New Jersey's largest teachers' union launched a six-week television and online advertising campaign Tuesday featuring parents and teachers voicing their concerns about a controversial standardized test soon to be administered statewide.

With the Partnership for Assessment of Readiness for College and Careers (PARCC) about to be presented to students in grades three through 11 starting March 1, the ads criticize standardized tests as causing stress in children, narrowing education, and taking time and resources from other subjects and programs.

"Parents are fed up, and they're ready to speak up," said Wendell Steinhauer, president of the New Jersey Education Association (NJEA). "This ad campaign gives parents and teachers a voice in a debate that's been dominated for too long by people with no connection to what's really happening in classrooms today."

At the end of the 30-second ads, viewers are invited to visit njkidsandfamilies.org, a website created by the NJEA. It contains information about standardized tests and allows viewers to sample PARCC questions and to download anti-PARCC material.

It also invites viewers to post letters asking state legislators to support three PARCC-limiting bills, including one that would make it easier to refuse to take standardized tests.

New Jersey has no legal provision for students to opt out of such tests, but the ranks of parents refusing to let their children take the PARCC have been growing as the test draws near.

PARCC proponents say the test, which is aligned with the Common Core curriculum standards, will help improve instruction and give more detailed information about how students are progressing. They say the test will help high school graduates become college- and career-ready.

PARCC's critics say the test is too long, too expensive, cumbersome, confusing, and not appropriate to the grade and developmental levels of its takers. Preparing for the test, they say, comes at the expense of other instruction.

Many believe students, at least initially, will score lower on PARCC, which is seen as more rigorous than the tests it is replacing. The test is designed to become a graduation requirement and a measure of teacher performance.

In the fall, the NJEA conducted focus groups of parents who shared concerns about PARCC and standardized testing, according to Steve Wollmer, a union spokesman.

Last month, the union released the results of a poll that found that a majority of parents and voters believed the state put too much emphasis on standardized tests. Most of those polled said they favored reducing the amount of testing.

While the NJEA's campaign is openly anti-PARCC, a coalition of education groups - several of which are pro-PARCC - also is planning an informational effort.

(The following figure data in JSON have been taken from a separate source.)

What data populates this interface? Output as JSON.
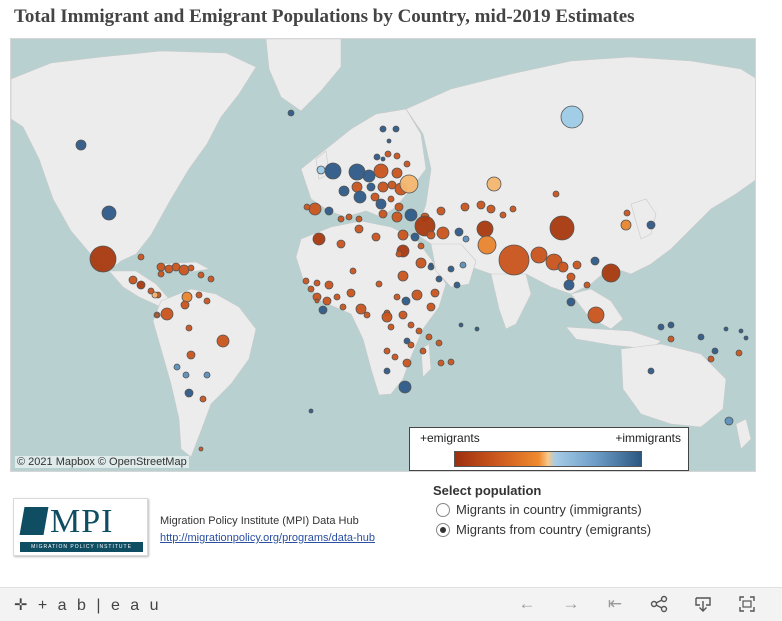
{
  "title": "Total Immigrant and Emigrant Populations by Country, mid-2019 Estimates",
  "map": {
    "attribution": "© 2021 Mapbox © OpenStreetMap",
    "ocean_color": "#b8d1d0",
    "land_color": "#ececec",
    "legend": {
      "left_label": "+emigrants",
      "right_label": "+immigrants"
    },
    "palette": {
      "emig_strong": "#a8390f",
      "emig_mid": "#c9541c",
      "emig_light": "#e9852f",
      "emig_pale": "#f6b670",
      "imm_pale": "#9ecbe6",
      "imm_mid": "#5c8fbd",
      "imm_strong": "#2e5b88"
    }
  },
  "source": {
    "logo_text": "MPI",
    "logo_sub": "MIGRATION POLICY INSTITUTE",
    "name": "Migration Policy Institute (MPI) Data Hub",
    "link": "http://migrationpolicy.org/programs/data-hub"
  },
  "selector": {
    "title": "Select population",
    "options": [
      {
        "label": "Migrants in country (immigrants)",
        "selected": false
      },
      {
        "label": "Migrants from country (emigrants)",
        "selected": true
      }
    ]
  },
  "toolbar": {
    "brand": "+ a b | e a u",
    "buttons": [
      "undo-icon",
      "redo-icon",
      "revert-icon",
      "share-icon",
      "download-icon",
      "fullscreen-icon"
    ]
  }
}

We Raise NJ, organized by the New Jersey PTA, includes the New Jersey Association of School Administrators; the New Jersey School Boards Association; the New Jersey Principals and Supervisors Association; the New Jersey Council of County Colleges; the New Jersey Chamber of Commerce; and JerseyCAN (the New Jersey Campaign for Achievement Now), a group working to close student-achievement gaps.

The coalition's stated purpose is to provide objective information, tools, and resources during the state's transition to the new test.

"Parents understandably have many questions about the PARCC assessments," said Debbie Tyrrell, state PTA president, "and we think it's essential to address all of them by helping parents understand what to expect."